HASH JOIN :两表等值关联,将数据量小的表作为驱动表,将数据量大的表作为被驱动表,对驱动表的连接列进行HASH 生成HASH TABLE ,并且也对被驱动表的连接列进行HASH生成HASH TABLE。能够匹配的数据关联上。HASH JOIN 只支持等值连接。
- scott@orclpdb1:orclcdb>
- select /*+gather_plan_statistics use_hash(e,d)*/
- 2 e.ename, e.job, d.dname
- from emp e, dept d
- 4 where e.deptno = d.deptno;
-
- ENAME JOB DNAME
- ---------- --------- --------------
- SMITH CLERK RESEARCH
- ALLEN SALESMAN SALES
- WARD SALESMAN SALES
- JONES MANAGER RESEARCH
- MARTIN SALESMAN SALES
- BLAKE MANAGER SALES
- CLARK MANAGER ACCOUNTING
- SCOTT ANALYST RESEARCH
- KING PRESIDENT ACCOUNTING
- TURNER SALESMAN SALES
- ADAMS CLERK RESEARCH
- JAMES CLERK SALES
- FORD ANALYST RESEARCH
- MILLER CLERK ACCOUNTING
-
- 14 rows selected.
-
- scott@orclpdb1:orclcdb> select * from table(dbms_xplan.display_cursor(null,null,'ALLSTATS LAST'));
-
- PLAN_TABLE_OUTPUT
- --------------------------------------------------------------------------------------------------------------------------------------------------------------------------------------------------------
- SQL_ID d3uaffp94gd3x, child number 0
- -------------------------------------
- select /*+gather_plan_statistics use_hash(e,d)*/ e.ename, e.job,
- d.dname from emp e, dept d where e.deptno = d.deptno
-
- Plan hash value: 615168685
-
- -------------------------------------------------------------------------------------------------------------------------
- | Id | Operation | Name | Starts | E-Rows | A-Rows | A-Time | Buffers | Reads | OMem | 1Mem | Used-Mem |
- -------------------------------------------------------------------------------------------------------------------------
- | 0 | SELECT STATEMENT | | 1 | | 14 |00:00:00.01 | 54 | 5 | | | |
- |* 1 | HASH JOIN | | 1 | 14 | 14 |00:00:00.01 | 54 | 5 | 1695K| 1695K| 1079K (0)|
- | 2 | TABLE ACCESS FULL| DEPT | 1 | 4 | 4 |00:00:00.01 | 6 | 5 | | | |
- | 3 | TABLE ACCESS FULL| EMP | 1 | 14 | 14 |00:00:00.01 | 7 | 0 | | | |
- -------------------------------------------------------------------------------------------------------------------------
-
- Predicate Information (identified by operation id):
- ---------------------------------------------------
-
- 1 - access("E"."DEPTNO"="D"."DEPTNO")
-
-
- 21 rows selected.
-
- scott@orclpdb1:orclcdb>
执行计划中离HASH JOIN 最近的表为驱动表,则DEPT为驱动表,EMP为被驱动表。驱动表 扫描一次,被驱动表也扫描一次。
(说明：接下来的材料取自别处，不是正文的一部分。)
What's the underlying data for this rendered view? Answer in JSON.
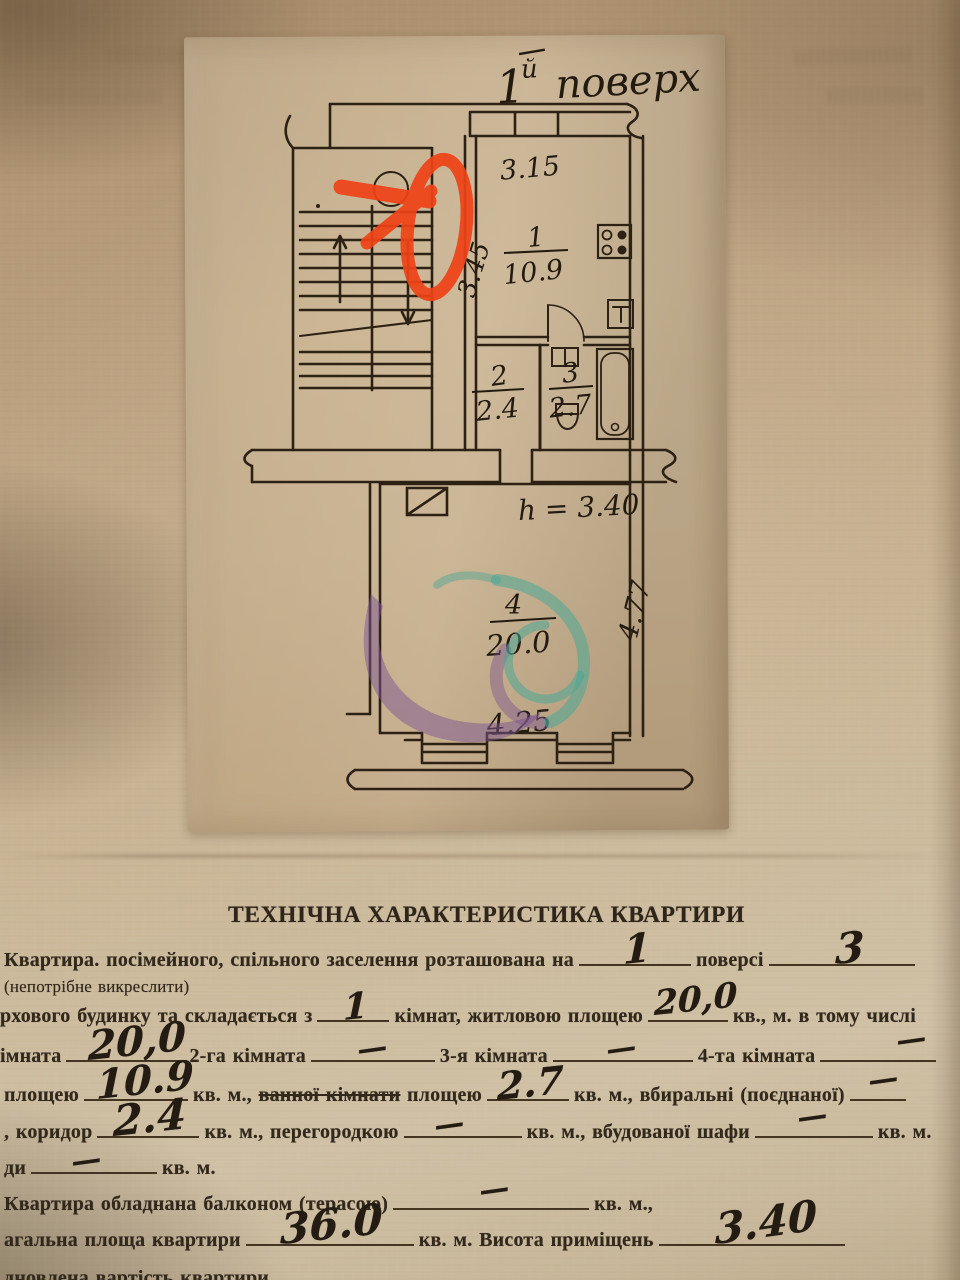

Note: NL中被驱动表需要扫描多次, HASH JOIN 中被驱动表只需扫描一次。

Used-Mem表示HASH JOIN 消耗的PGA , 当驱动表太大、PGA不能完全容纳驱动表时,驱动表就会溢出到临时表空间,进而产生磁盘HASH JOIN。此刻HASH JOIN 会产生严重的性能问题。而NL无须消耗PGA.
NL 会进行值传递。(NL循环一次,驱动表连接列传值给被驱动表连接列)
HASH JOIN 没有传值的过程。(HASH JOIN 的驱动表与被驱动表的连接列都无须创建索引)
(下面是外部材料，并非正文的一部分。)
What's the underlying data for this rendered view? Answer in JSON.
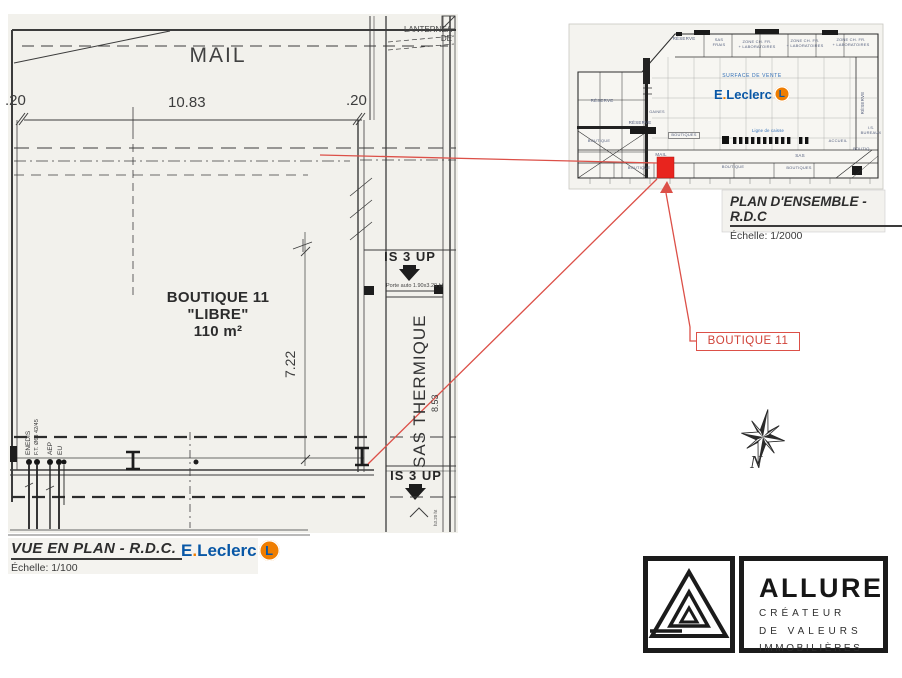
{
  "main_plan": {
    "mail": "MAIL",
    "lanterneau": "LANTERNEA\nDE",
    "dim_left": ".20",
    "dim_width": "10.83",
    "dim_right": ".20",
    "boutique": {
      "title": "BOUTIQUE 11",
      "status": "\"LIBRE\"",
      "area": "110 m²"
    },
    "dim_depth": "7.22",
    "is3up_top": "IS 3 UP",
    "porte_note": "Porte auto 1.90x3.20 ht",
    "sas_thermique": "SAS THERMIQUE",
    "dim_sas": "8.53",
    "is3up_bottom": "IS 3 UP",
    "utilities": [
      "ENEDIS",
      "F.T. Ø63 42/45",
      "AEP",
      "EU"
    ],
    "door_height_note": "h3.20 ht",
    "title": "VUE EN PLAN - R.D.C.",
    "scale": "Échelle: 1/100"
  },
  "leclerc": {
    "brand_e": "E",
    "brand_dot": ".",
    "brand_rest": "Leclerc",
    "l_badge": "L",
    "blue": "#0857a6",
    "orange": "#ef7d00"
  },
  "overview": {
    "labels": {
      "reserve_top": "RÉSERVE",
      "sas_frais": "SAS\nFRAIS",
      "zone1": "ZONE CH. FR.\n+ LABORATOIRES",
      "zone2": "ZONE CH. FR.\n+ LABORATOIRES",
      "zone3": "ZONE CH. FR.\n+ LABORATOIRES",
      "surface_vente": "SURFACE DE VENTE",
      "reserve_left": "RÉSERVE",
      "reserve_mid": "RÉSERVE",
      "gaines": "GAINES",
      "reserve_right": "RÉSERVE",
      "is_bureaux": "I.S.\nBUREAUX",
      "ligne_caisse": "Ligne de caisse",
      "accueil": "ACCUEIL",
      "mail": "MAIL",
      "sas": "SAS",
      "boutiques_mid": "BOUTIQUES",
      "boutique_left": "BOUTIQUE",
      "boutique_b1": "BOUTIQUE",
      "boutique_b2": "BOUTIQUE",
      "boutiques_b3": "BOUTIQUES",
      "boutiq_right": "BOUTIQ.",
      "title": "PLAN D'ENSEMBLE - R.D.C",
      "scale": "Échelle: 1/2000"
    }
  },
  "annotation": {
    "boutique_tag": "BOUTIQUE 11",
    "red": "#dc5048",
    "square_red": "#e8241e"
  },
  "compass": {
    "north": "N"
  },
  "allure": {
    "name": "ALLURE",
    "tagline": [
      "CRÉATEUR",
      "DE VALEURS",
      "IMMOBILIÈRES"
    ]
  }
}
OLTP 环境(一般高并发小事务居多):SQL执行计划多以NL为主。SGA 设置较大,PGA设置较小。(NL不消耗PGA)
OLAP环境 (多数SQL都是大规模ETL),SQL返回结果集很多,SQL执行计划通常以HASH连接为主。往往会消耗大量的PGA,故PGA设置较大。
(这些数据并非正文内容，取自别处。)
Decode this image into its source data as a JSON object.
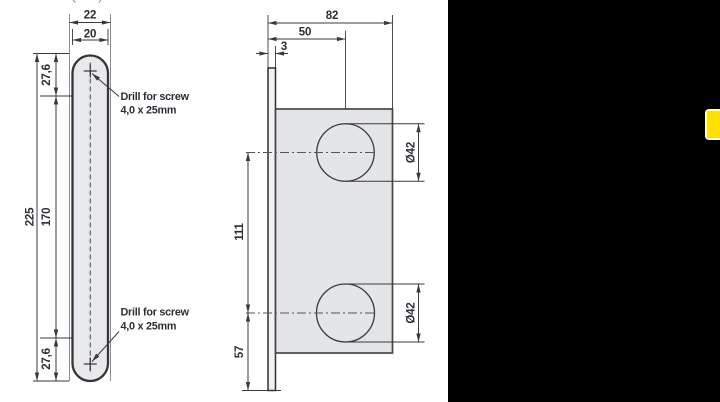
{
  "front_view": {
    "width_outer": "22",
    "width_inner": "20",
    "height_total": "225",
    "hole_spacing": "170",
    "offset_top": "27,6",
    "offset_bottom": "27,6",
    "drill_note_top": {
      "line1": "Drill for screw",
      "line2": "4,0 x 25mm"
    },
    "drill_note_bottom": {
      "line1": "Drill for screw",
      "line2": "4,0 x 25mm"
    }
  },
  "side_view": {
    "depth_total": "82",
    "hole_center_depth": "50",
    "plate_thickness": "3",
    "hole_spacing": "111",
    "offset_bottom": "57",
    "hole_diameter_top": "Ø42",
    "hole_diameter_bottom": "Ø42"
  },
  "side_panel": {
    "tab_color": "#ffe000",
    "panel_bg": "#000000"
  },
  "colors": {
    "line": "#3a3a3e",
    "plate_fill": "#e8e9ea",
    "body_fill": "#e4e5e7",
    "text": "#2d2d35"
  }
}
当两表使用外连接进行关联,如果执行计划走的是HASH JOIN ,想要更改驱动表,我们需要使用swap_join_inputs, 而不是leading.
- scott@orclpdb1:orclcdb>
- explain plan for select /*+use_hash(d,e) leading(e)*/
- 2 *
- from dept d
- 4 left join emp e
- 5 on d.deptno = e.deptno;
-
- Explained.
-
- scott@orclpdb1:orclcdb> select * from table(dbms_xplan.display);
-
- PLAN_TABLE_OUTPUT
- --------------------------------------------------------------------------------------------------------------------------------------------------------------------------------------------------------
- Plan hash value: 3713469723
-
- ---------------------------------------------------------------------------
- | Id | Operation | Name | Rows | Bytes | Cost (%CPU)| Time |
- ---------------------------------------------------------------------------
- | 0 | SELECT STATEMENT | | 15 | 870 | 6 (0)| 00:00:01 |
- |* 1 | HASH JOIN OUTER | | 15 | 870 | 6 (0)| 00:00:01 |
- | 2 | TABLE ACCESS FULL| DEPT | 4 | 80 | 3 (0)| 00:00:01 |
- | 3 | TABLE ACCESS FULL| EMP | 14 | 532 | 3 (0)| 00:00:01 |
- ---------------------------------------------------------------------------
-
- Predicate Information (identified by operation id):
- ---------------------------------------------------
-
- 1 - access("D"."DEPTNO"="E"."DEPTNO"(+))
-
- Hint Report (identified by operation id / Query Block Name / Object Alias):
- Total hints for statement: 2 (U - Unused (2))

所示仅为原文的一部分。